President Trump will be in a position to get the United States out of its longest-running conflict when he meets with North Korean leader Kim Jong Un this week in Hanoi as the two are expected to sign a pact officially ending the Korean War.
Rather than straight reporting ahead of the summit, the Washington Post has used it as another sign the president is failing at one of his signature foreign policy initiatives.
“His intelligence chiefs warn that North Korea is unlikely to surrender its nuclear weapons,” Philip Rucker and Josh Dawsey of the Washington Post wrote in “’We fell in love’: Trump and Kim shower praise, stroke egos on path to nuclear negotiations.”
“His advisers fret that a breakthrough could prove elusive and that he might make an impulsive concession to score headlines. And his allies around the world worry he could get easily outmaneuvered,” the Post continued.

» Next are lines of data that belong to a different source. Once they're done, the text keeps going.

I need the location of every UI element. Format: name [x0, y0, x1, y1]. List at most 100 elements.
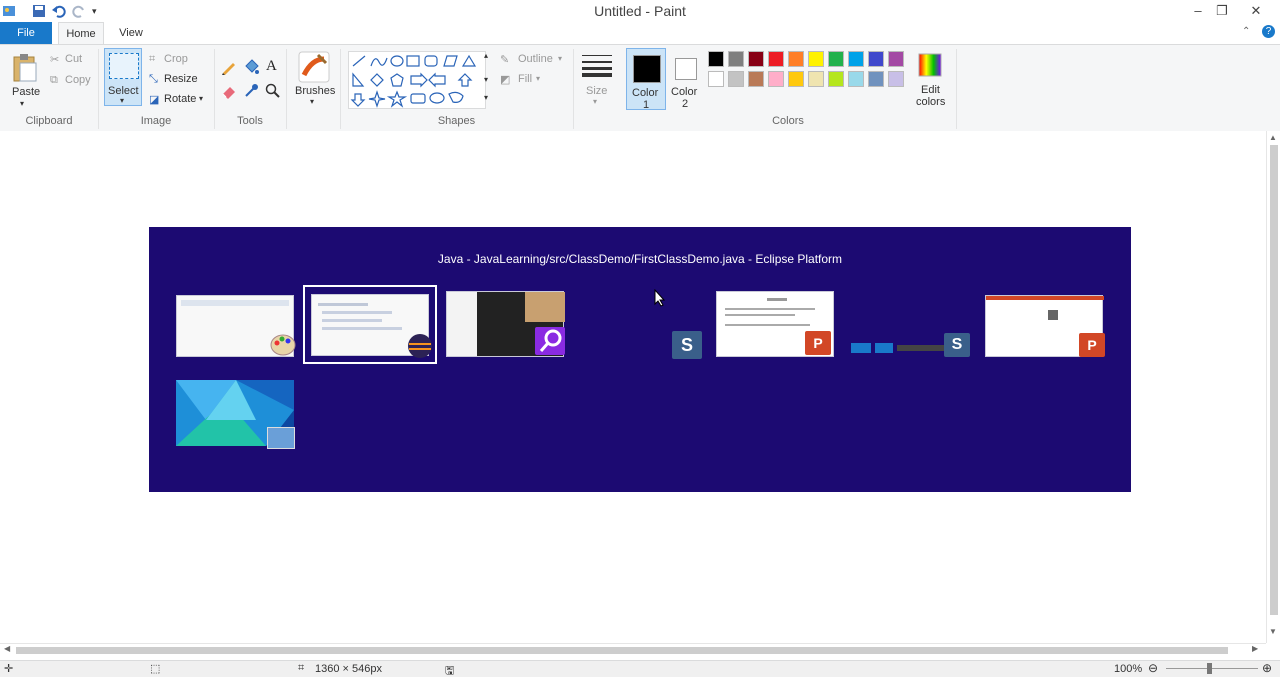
paste-button[interactable]: Paste [12, 86, 40, 98]
edit-colors-label-2[interactable]: colors [916, 96, 945, 108]
scroll-up-icon[interactable]: ▲ [1269, 133, 1277, 142]
paste-icon[interactable] [12, 53, 38, 86]
palette-swatch[interactable] [748, 51, 764, 67]
rotate-icon: ◪ [149, 94, 160, 106]
color-palette [706, 50, 912, 94]
resize-icon: ⤡ [149, 73, 158, 85]
copy-button[interactable]: Copy [65, 74, 91, 86]
shapes-scroll-up-icon[interactable]: ▴ [484, 51, 488, 60]
snagit-icon: S [672, 331, 702, 359]
palette-swatch[interactable] [868, 71, 884, 87]
pencil-icon[interactable] [221, 59, 237, 78]
clipboard-group-label: Clipboard [25, 115, 73, 127]
zoom-slider-track[interactable] [1166, 668, 1258, 669]
ribbon-separator [286, 49, 287, 129]
shapes-more-icon[interactable]: ▾ [484, 93, 488, 102]
thumbnail-eclipse-selected[interactable] [303, 285, 437, 364]
scroll-down-icon[interactable]: ▼ [1269, 627, 1277, 636]
tools-group-label: Tools [237, 115, 263, 127]
color1-button[interactable]: Color 1 [626, 48, 666, 111]
help-icon[interactable]: ? [1262, 25, 1275, 38]
zoom-in-button[interactable]: ⊕ [1262, 661, 1272, 675]
paint-app-icon [269, 331, 297, 360]
vertical-scrollbar[interactable]: ▲ ▼ [1266, 131, 1280, 643]
paste-dropdown-icon[interactable]: ▾ [20, 99, 24, 108]
select-dropdown-icon: ▾ [120, 96, 125, 105]
resize-button[interactable]: Resize [164, 73, 198, 85]
pasted-screenshot-alt-tab-switcher[interactable]: Java - JavaLearning/src/ClassDemo/FirstC… [149, 227, 1131, 492]
cursor-position-icon: ✛ [4, 663, 14, 675]
palette-swatch[interactable] [788, 51, 804, 67]
palette-swatch[interactable] [768, 51, 784, 67]
image-size-icon: ⌗ [298, 662, 305, 674]
brushes-button[interactable]: Brushes [295, 85, 335, 97]
rotate-dropdown-icon[interactable]: ▾ [199, 94, 203, 103]
horizontal-scroll-thumb[interactable] [16, 647, 1228, 654]
image-group-label: Image [140, 115, 172, 127]
size-dropdown-icon[interactable]: ▾ [593, 97, 597, 106]
color2-button[interactable]: Color 2 [666, 48, 706, 110]
palette-swatch[interactable] [708, 71, 724, 87]
fill-bucket-icon[interactable] [243, 59, 259, 78]
palette-swatch[interactable] [888, 51, 904, 67]
fill-button[interactable]: Fill [518, 73, 532, 85]
size-button[interactable]: Size [586, 85, 607, 97]
outline-dropdown-icon[interactable]: ▾ [558, 54, 562, 63]
palette-swatch[interactable] [868, 51, 884, 67]
palette-swatch[interactable] [728, 71, 744, 87]
palette-swatch[interactable] [808, 51, 824, 67]
palette-swatch[interactable] [828, 51, 844, 67]
palette-swatch[interactable] [748, 71, 764, 87]
shapes-gallery[interactable] [348, 51, 486, 109]
shapes-scroll-down-icon[interactable]: ▾ [484, 75, 488, 84]
color-picker-icon[interactable] [243, 83, 259, 102]
crop-button[interactable]: Crop [164, 53, 188, 65]
magnifier-icon[interactable] [265, 83, 281, 102]
size-icon[interactable] [582, 53, 612, 80]
zoom-slider-handle[interactable] [1207, 663, 1212, 674]
palette-swatch[interactable] [888, 71, 904, 87]
tab-home[interactable]: Home [58, 22, 104, 44]
palette-swatch[interactable] [808, 71, 824, 87]
file-size-icon: 🖫 [445, 665, 455, 677]
fill-dropdown-icon[interactable]: ▾ [536, 74, 540, 83]
palette-swatch[interactable] [768, 71, 784, 87]
rotate-button[interactable]: Rotate [164, 93, 196, 105]
close-button[interactable]: ✕ [1242, 2, 1270, 20]
select-button[interactable]: Select ▾ [104, 48, 142, 106]
collapse-ribbon-icon[interactable]: ⌃ [1242, 26, 1250, 37]
zoom-out-button[interactable]: ⊖ [1148, 661, 1158, 675]
palette-swatch[interactable] [828, 71, 844, 87]
scroll-left-icon[interactable]: ◀ [4, 644, 10, 653]
palette-swatch[interactable] [788, 71, 804, 87]
vertical-scroll-thumb[interactable] [1270, 145, 1278, 615]
horizontal-scrollbar[interactable]: ◀ ▶ [0, 643, 1266, 657]
palette-swatch[interactable] [848, 71, 864, 87]
edit-colors-icon[interactable] [918, 53, 942, 80]
palette-swatch[interactable] [728, 51, 744, 67]
palette-swatch[interactable] [848, 51, 864, 67]
color2-label: Color [671, 86, 698, 98]
powerpoint-icon: P [805, 331, 831, 355]
powerpoint-icon: P [1079, 333, 1105, 357]
switcher-window-title: Java - JavaLearning/src/ClassDemo/FirstC… [437, 252, 843, 266]
edit-colors-label-1[interactable]: Edit [921, 84, 940, 96]
restore-button[interactable]: ❐ [1208, 2, 1236, 20]
scroll-right-icon[interactable]: ▶ [1252, 644, 1258, 653]
tab-file[interactable]: File [0, 22, 52, 44]
outline-button[interactable]: Outline [518, 53, 553, 65]
palette-swatch[interactable] [708, 51, 724, 67]
tab-view[interactable]: View [110, 22, 152, 44]
window-title: Untitled - Paint [594, 3, 686, 19]
text-icon[interactable]: A [266, 58, 277, 75]
desktop-icon [267, 427, 295, 449]
crop-icon: ⌗ [149, 53, 156, 65]
brushes-icon[interactable] [298, 51, 330, 86]
outline-icon: ✎ [500, 54, 510, 66]
eraser-icon[interactable] [221, 83, 237, 102]
shapes-group-label: Shapes [437, 115, 476, 127]
brushes-dropdown-icon[interactable]: ▾ [310, 97, 314, 106]
cut-button[interactable]: Cut [65, 53, 82, 65]
cut-icon: ✂ [50, 54, 60, 66]
color1-number: 1 [643, 99, 650, 111]
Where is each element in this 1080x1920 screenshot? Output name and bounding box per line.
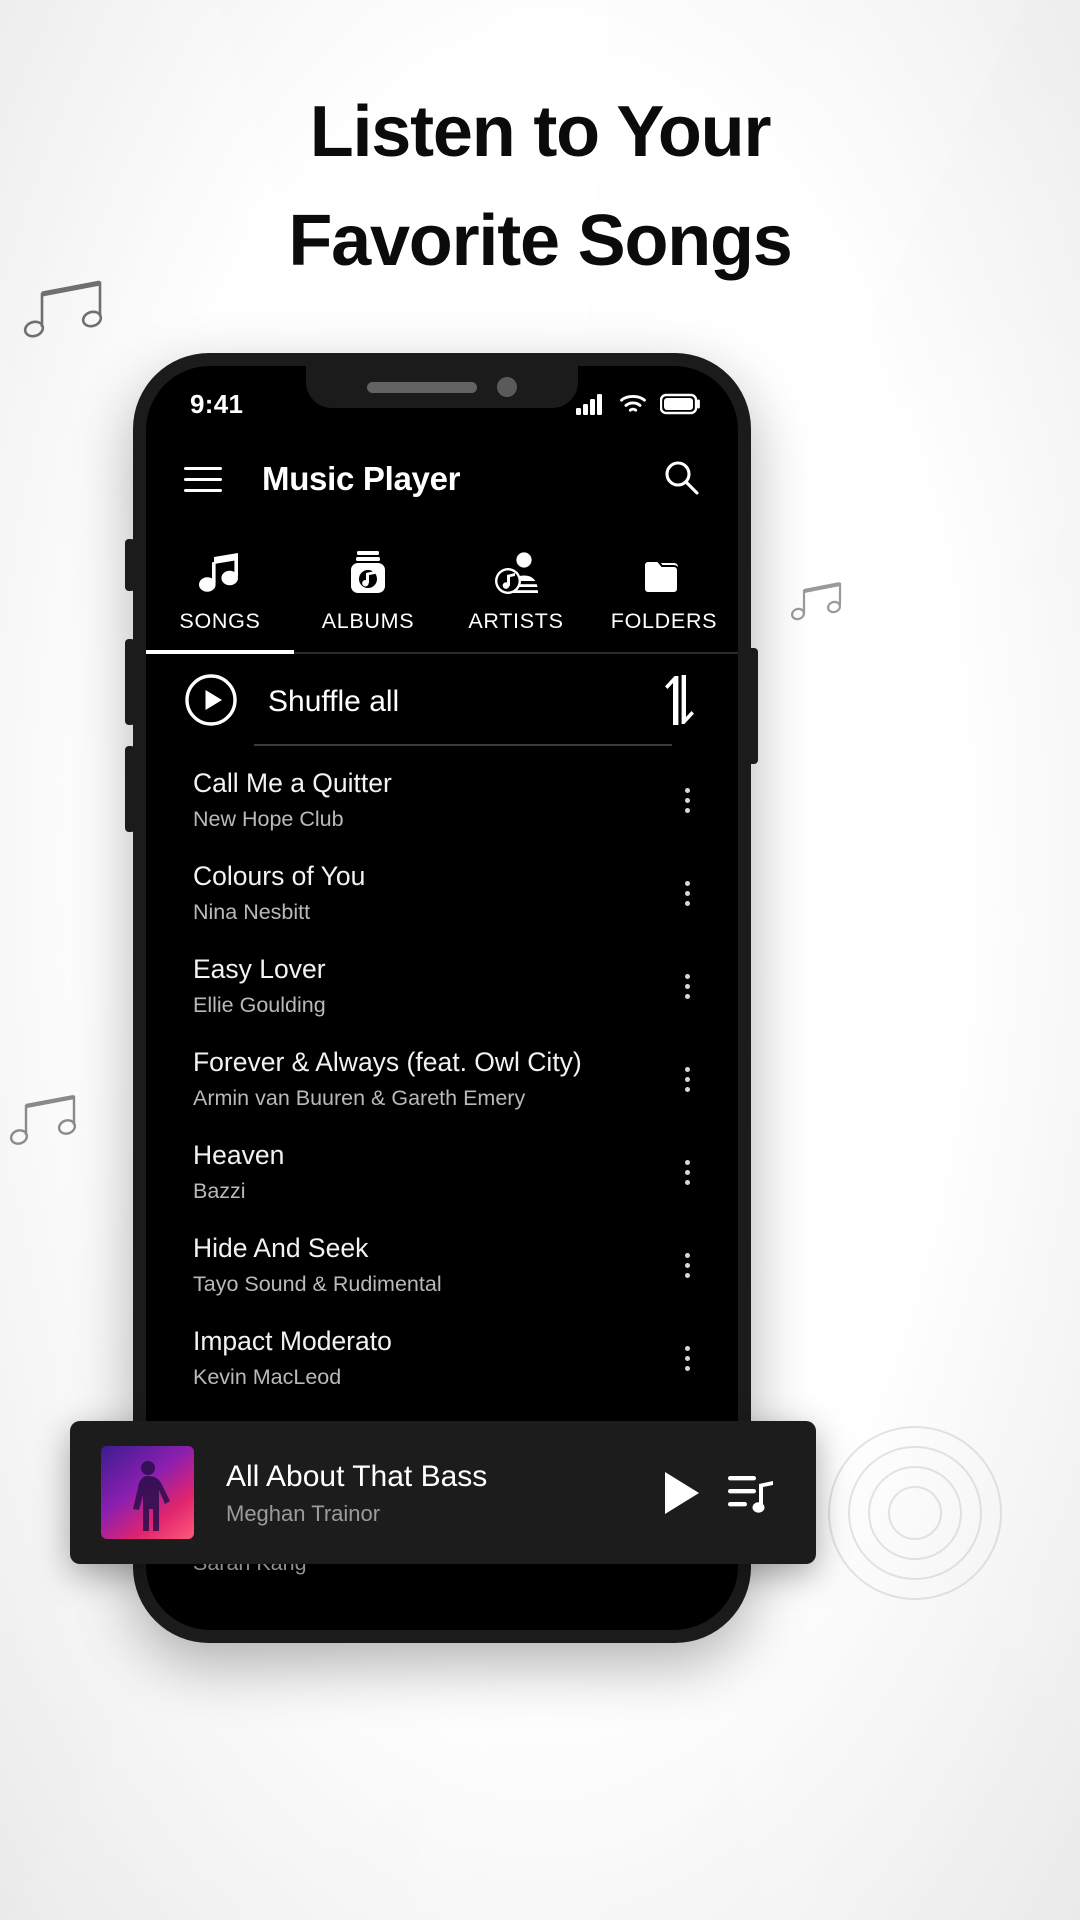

“Yet, President Trump is steadfast in his determination to meet face-to-face this week with Kim Jong-Un, aides say, because he has an unwavering faith in the power of the pen-pal relationship he has cultivated with the North Korean leader not only to bend the course of history, but to shape his own legacy.”
It’s all about brandishing image and none about making peace and neutralizing a key threat to American security.
“The two men will enter their second summit together on Wednesday as unorthodox leaders who are both distrustful of the global establishment, eager to project dominance and determined to maximize their power,” Rucker and Dawsey wrote.
“They are worlds apart – Trump is a septuagenarian mogul who fancies himself capitalism’s global progeny; Kim is a millennial strongman whose ruthless rule leaves his citizens impoverished and his adversaries off-balance.”
The two “play to each other’s ego with gushing and gratuitous adoration.” Trump “gloats about the half-dozen or so letters Kim has written him as if he were a smitten teenager in possession of valentines from a crush.”
Trump has “responded to Kim with his own mash notes, raving about how much he enjoys his company and vowing to make history together, according to White House officials who spoke on the condition of anonymity to describe private documents.”
Nothing short of full and immediate denuclearization of the Korean peninsula will be considered a success, the Post makes clear. “Although they credit Trump with forging a warmer rapport with the North Korean leadership than any other American president, experts in U.S.-North Korea relations are skeptical that the relationship will result in denuclearization or peace.”
It then quotes a President George W. Bush administration official saying “Personal chemistry between leaders is clearly important. But is that personal relationship enough to create success in the policy? We are so far apart that the notion that the friendship alone would create a North Korean decision to give up all of their nuclear weapons is very hard to imagine.”